在这个综合案例中,我们将构建一个信用评分模型,并使用多种解释技术来理解模型的决策过程。

class CreditScoringInterpretation:
    def __init__(self):
        self.models = {}
        self.explanations = {}
        
    def create_credit_dataset(self):
        """创建信用评分数据集"""
        print("=== 创建信用评分数据集 ===")
        
        np.random.seed(42)
        n_samples = 2000
        
        # 基础特征
        data = {
            # 个人信息
            'age': np.random.normal(40, 12, n_samples),
            'income': np.random.lognormal(10, 0.5, n_samples),
            'employment_years': np.random.exponential(5, n_samples),
            
            # 信贷历史
            'credit_history_length': np.random.exponential(8, n_samples),
            'num_credit_accounts': np.random.poisson(3, n_samples),
            'credit_utilization': np.random.beta(2, 5, n_samples),
            
            # 贷款信息
            'loan_amount': np.random.lognormal(9, 0.8, n_samples),
            'loan_term': np.random.choice([12, 24, 36, 48, 60], n_samples),
            
            # 类别特征
            'education': np.random.choice(['高中', '本科', '硕士', '博士'], n_samples, 
                                       p=[0.3, 0.5, 0.15, 0.05]),
            'employment_type': np.random.choice(['全职', '兼职', '自雇', '失业'], n_samples,
                                             p=[0.7, 0.15, 0.1, 0.05]),
            'housing_status': np.random.choice(['自有', '租赁', '其他'], n_samples,
                                             p=[0.6, 0.35, 0.05])
        }
        
        # 创建DataFrame
        df = pd.DataFrame(data)
        
        # 数据清理
        df['age'] = np.clip(df['age'], 18, 80)

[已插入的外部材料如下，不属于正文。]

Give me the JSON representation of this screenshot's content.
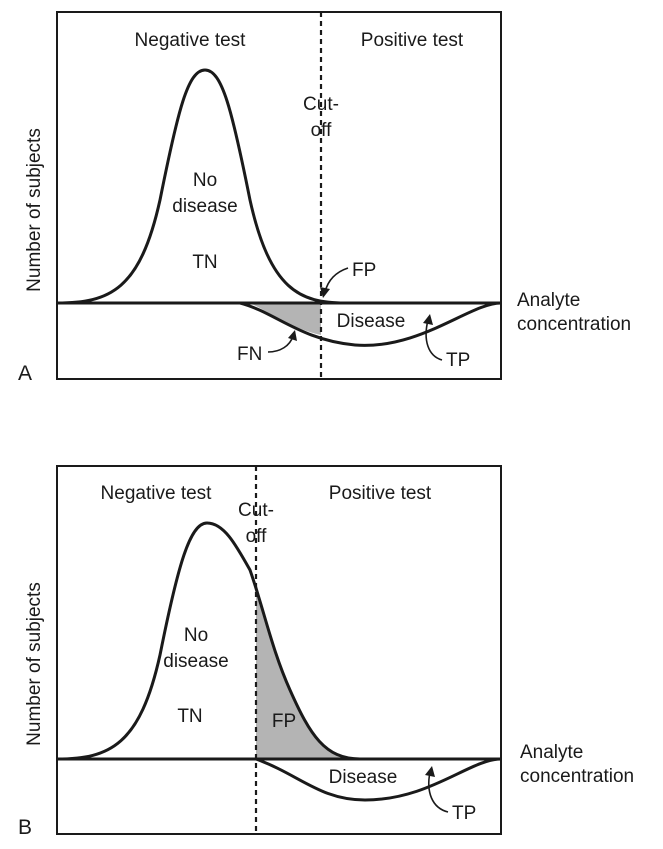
{
  "panels": [
    {
      "letter": "A",
      "header_left": "Negative test",
      "header_right": "Positive test",
      "cutoff_line1": "Cut-",
      "cutoff_line2": "off",
      "y_label": "Number of subjects",
      "x_label_line1": "Analyte",
      "x_label_line2": "concentration",
      "no_disease_line1": "No",
      "no_disease_line2": "disease",
      "tn": "TN",
      "disease": "Disease",
      "fp": "FP",
      "fn": "FN",
      "tp": "TP"
    },
    {
      "letter": "B",
      "header_left": "Negative test",
      "header_right": "Positive test",
      "cutoff_line1": "Cut-",
      "cutoff_line2": "off",
      "y_label": "Number of subjects",
      "x_label_line1": "Analyte",
      "x_label_line2": "concentration",
      "no_disease_line1": "No",
      "no_disease_line2": "disease",
      "tn": "TN",
      "disease": "Disease",
      "fp": "FP",
      "tp": "TP"
    }
  ],
  "colors": {
    "ink": "#1a1a1a",
    "shade": "#b4b4b4"
  }
}
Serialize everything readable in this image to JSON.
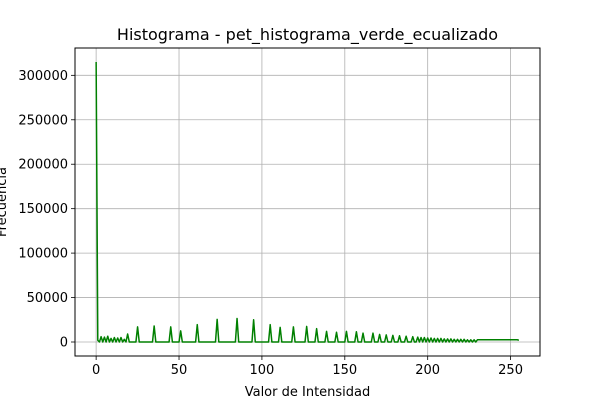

        df['income'] = np.clip(df['income'], 20000, 200000)
        df['employment_years'] = np.clip(df['employment_years'], 0, 40)
        df['credit_history_length'] = np.clip(df['credit_history_length'], 0, 30)
        df['num_credit_accounts'] = np.clip(df['num_credit_accounts'], 0, 10)
        df['credit_utilization'] = np.clip(df['credit_utilization'], 0, 1)
        df['loan_amount'] = np.clip(df['loan_amount'], 5000, 100000)
        
        # 生成目标变量(违约概率)
        # 基础违约概率
        base_default_prob = 0.1
        
        # 年龄影响(年轻人和老年人风险较高)
        age_effect = np.where((df['age'] < 25) | (df['age'] > 65), 0.05, -0.02)
        
        # 收入影响(收入越高,违约风险越低)
        income_effect = -0.1 * (df['income'] - df['income'].mean()) / df['income'].std()
        
        # 信用利用率影响(利用率越高,风险越高)
        utilization_effect = 0.2 * df['credit_utilization']
        
        # 教育影响
        education_effect = df['education'].map({
            '高中': 0.03, '本科': 0, '硕士': -0.02, '博士': -0.03
        })
        
        # 就业状态影响
        employment_effect = df['employment_type'].map({
            '全职': -0.02, '兼职': 0.02, '自雇': 0.01, '失业': 0.15
        })
        
        # 计算违约概率
        default_prob = (base_default_prob + age_effect + income_effect + 
                       utilization_effect + education_effect + employment_effect)
        default_prob = np.clip(default_prob, 0.01, 0.8)
        
        # 生成违约标签
        df['default'] = np.random.binomial(1, default_prob)
        
        print(f"数据集形状: {df.shape}")
        print(f"违约率: {df['default'].mean():.3f}")
        
        # 可视化数据集
        self.visualize_credit_dataset(df)
        
        return df
        
    def comprehensive_model_interpretation(self, df):
        """综合模型解释分析"""
        print("\n=== 综合模型解释分析 ===")
        
        # 特征工程
        df_processed = self.preprocess_credit_data(df)
        
        # 准备数据
        feature_columns = [col for col in df_processed.columns if col != 'default']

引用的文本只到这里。